In this course, physical therapist and yoga teacher Julie Gudmestad will look at how yoga poses can help keep the piriformis flexible and healthy, and less likely to contribute to hip pain and sciatic nerve problems. We’ll also address pirifomis’s less known function, which is to help stabilize the hip and knee while weight bearing. A weak piriformis (and other associated deep hip rotators) can contribute to chronic knee problems and instability in standing poses, but it is easy to strengthen with careful attention to alignment in those same standing poses.
Like any muscle, it’s important to keep piriformis both flexible and strong, and in this class and suggested practice, we’ll make sure you’re addressing both to keep your piriformis and friends healthy and well-balanced.
This Course Also Includes:
- Yoga Practice: Enjoy a guided yoga practice that Julie created especially for this course.

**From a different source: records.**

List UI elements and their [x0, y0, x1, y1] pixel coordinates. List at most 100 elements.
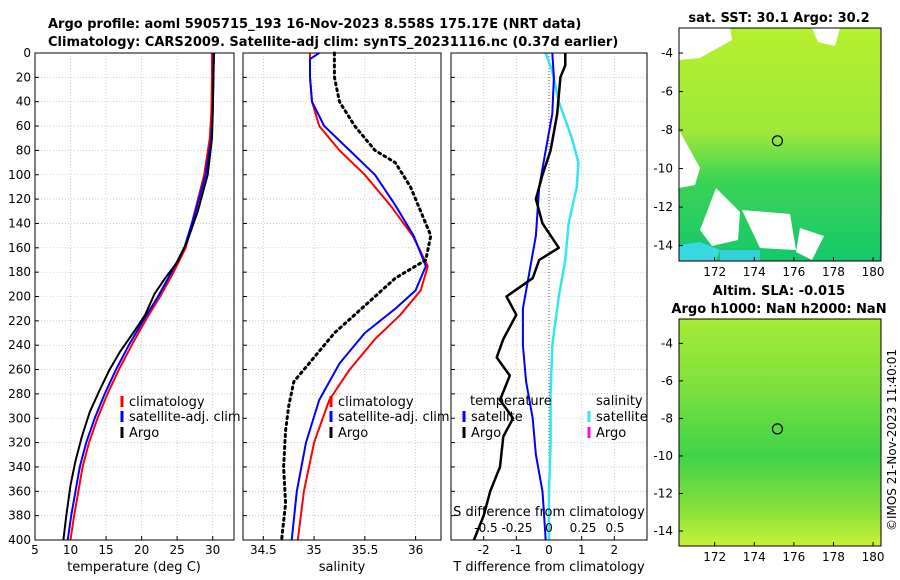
y-tick-label: 60 — [16, 119, 31, 133]
legend-title-salinity: salinity — [596, 394, 643, 409]
difference-xlabel: T difference from climatology — [452, 560, 645, 575]
y-tick-label: 320 — [8, 436, 31, 450]
sla-map-title-line1: Altim. SLA: -0.015 — [713, 284, 845, 299]
sla-lat-tick-labels: -4 -6 -8 -10 -12 -14 — [653, 336, 683, 538]
temperature-panel: 0 20 40 60 80 100 120 140 160 180 200 220 240 260 280 3… — [8, 46, 241, 575]
y-tick-label: 300 — [8, 411, 31, 425]
lat-tick-label: -4 — [661, 336, 673, 350]
series-line-t-argo — [472, 53, 567, 541]
imos-timestamp: ©IMOS 21-Nov-2023 11:40:01 — [885, 349, 899, 531]
header-line2: Climatology: CARS2009. Satellite-adj cli… — [48, 35, 618, 50]
depth-tick-labels: 0 20 40 60 80 100 120 140 160 180 200 220 240 260 280 3… — [8, 46, 31, 547]
y-tick-label: 220 — [8, 314, 31, 328]
lon-tick-label: 180 — [862, 550, 885, 564]
sla-map-panel: Altim. SLA: -0.015 Argo h1000: NaN h2000… — [653, 284, 886, 564]
lat-tick-label: -12 — [653, 200, 673, 214]
sla-map-title-line2: Argo h1000: NaN h2000: NaN — [671, 302, 886, 317]
lon-tick-label: 172 — [703, 265, 726, 279]
sst-cloud-gap — [796, 228, 824, 260]
x-tick-label: 5 — [31, 543, 39, 557]
legend-label-s-satellite: satellite — [596, 410, 648, 425]
lat-tick-label: -6 — [661, 374, 673, 388]
legend-label-t-argo: Argo — [471, 426, 501, 441]
temperature-xlabel: temperature (deg C) — [67, 560, 201, 575]
legend-label-climatology: climatology — [338, 395, 414, 410]
series-line-t-satellite — [521, 52, 555, 541]
y-tick-label: 0 — [23, 46, 31, 60]
salinity-grid — [243, 52, 441, 541]
temperature-lines — [62, 52, 216, 541]
sst-cloud-gap — [679, 130, 700, 188]
y-tick-label: 380 — [8, 509, 31, 523]
s-tick-label: 0 — [545, 521, 553, 535]
lat-tick-label: -10 — [653, 162, 673, 176]
y-tick-label: 400 — [8, 533, 31, 547]
s-difference-axis-title: S difference from climatology — [453, 505, 645, 520]
x-tick-label: 0 — [545, 543, 553, 557]
legend-title-temperature: temperature — [470, 394, 552, 409]
x-tick-label: 1 — [578, 543, 586, 557]
sla-lon-tick-labels: 172 174 176 178 180 — [703, 542, 885, 564]
lat-tick-label: -6 — [661, 85, 673, 99]
y-tick-label: 80 — [16, 143, 31, 157]
temperature-tick-labels: 5 10 15 20 25 30 — [31, 543, 220, 557]
sst-lat-tick-labels: -4 -6 -8 -10 -12 -14 — [653, 46, 683, 253]
series-line-climatology — [296, 53, 429, 541]
lon-tick-label: 176 — [782, 265, 805, 279]
series-line-s-satellite — [544, 52, 580, 540]
y-tick-label: 260 — [8, 363, 31, 377]
salinity-panel: 34.5 35 35.5 36 salinity climatology satell… — [242, 51, 450, 575]
salinity-legend: climatology satellite-adj. clim Argo — [329, 395, 450, 441]
x-tick-label: 35.5 — [351, 543, 378, 557]
legend-label-satellite-adj: satellite-adj. clim — [338, 410, 450, 425]
x-tick-label: 2 — [611, 543, 619, 557]
legend-label-argo: Argo — [129, 426, 159, 441]
temperature-axes-frame — [34, 52, 235, 541]
y-tick-label: 20 — [16, 70, 31, 84]
salinity-tick-labels: 34.5 35 35.5 36 — [250, 543, 423, 557]
sst-cloud-gap — [812, 28, 840, 46]
x-tick-label: 20 — [134, 543, 149, 557]
lon-tick-label: 174 — [743, 265, 766, 279]
difference-panel: -2 -1 0 1 2 T difference from climatology S … — [450, 52, 648, 575]
sla-axes-frame — [678, 318, 882, 547]
sst-map-panel: sat. SST: 30.1 Argo: 30.2 -4 -6 -8 -10 -12 -1… — [653, 11, 884, 279]
s-tick-label: -0.5 — [474, 521, 497, 535]
sst-cloud-gap — [679, 28, 732, 60]
s-tick-label: 0.25 — [570, 521, 597, 535]
y-tick-label: 100 — [8, 168, 31, 182]
lon-tick-label: 178 — [822, 265, 845, 279]
difference-lines — [472, 52, 580, 541]
sst-lon-tick-labels: 172 174 176 178 180 — [703, 257, 885, 279]
s-difference-tick-labels: -0.5 -0.25 0 0.25 0.5 — [474, 521, 624, 535]
y-tick-label: 140 — [8, 216, 31, 230]
temperature-grid — [34, 52, 234, 541]
lat-tick-label: -14 — [653, 239, 673, 253]
legend-label-satellite-adj: satellite-adj. clim — [129, 410, 241, 425]
s-tick-label: 0.5 — [605, 521, 624, 535]
y-tick-label: 340 — [8, 460, 31, 474]
lon-tick-label: 176 — [782, 550, 805, 564]
x-tick-label: 25 — [170, 543, 185, 557]
sst-cloud-gap — [742, 210, 796, 250]
x-tick-label: 30 — [205, 543, 220, 557]
y-tick-label: 120 — [8, 192, 31, 206]
sst-axes-frame — [678, 27, 882, 262]
legend-label-argo: Argo — [338, 426, 368, 441]
x-tick-label: -2 — [478, 543, 490, 557]
argo-location-marker — [771, 423, 784, 435]
difference-axes-frame — [450, 52, 648, 541]
x-tick-label: 34.5 — [250, 543, 277, 557]
sst-map-title: sat. SST: 30.1 Argo: 30.2 — [688, 11, 869, 26]
series-line-argo — [280, 51, 433, 542]
lon-tick-label: 174 — [743, 550, 766, 564]
y-tick-label: 40 — [16, 95, 31, 109]
t-difference-tick-labels: -2 -1 0 1 2 — [478, 543, 618, 557]
sla-heatmap — [679, 319, 881, 546]
header-line1: Argo profile: aoml 5905715_193 16-Nov-20… — [48, 17, 581, 32]
difference-legend: temperature satellite Argo salinity sate… — [462, 394, 648, 441]
series-line-argo — [62, 52, 216, 541]
salinity-xlabel: salinity — [319, 560, 366, 575]
lat-tick-label: -4 — [661, 46, 673, 60]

- Recordings of All Webinar Sessions: It’s generally acknowledged that many people only retain 10-20 percent of what they learn in a workshop. You will get access to the recordings of both webinar sessions (both MP3 – downloadable and MP4 – streaming online), enabling you to go back and listen to the workshop as many times as you like.
- Transcripts of Both Sessions: Ever wanted to refer to a certain part of a course? Even the best note takers miss a point every so often. With the transcripts of the sessions, you can go back and refer to particularly important passages or clarify sections you were in doubt about.
This course qualifies for 2.5 non-contact hour CEs with Yoga Alliance.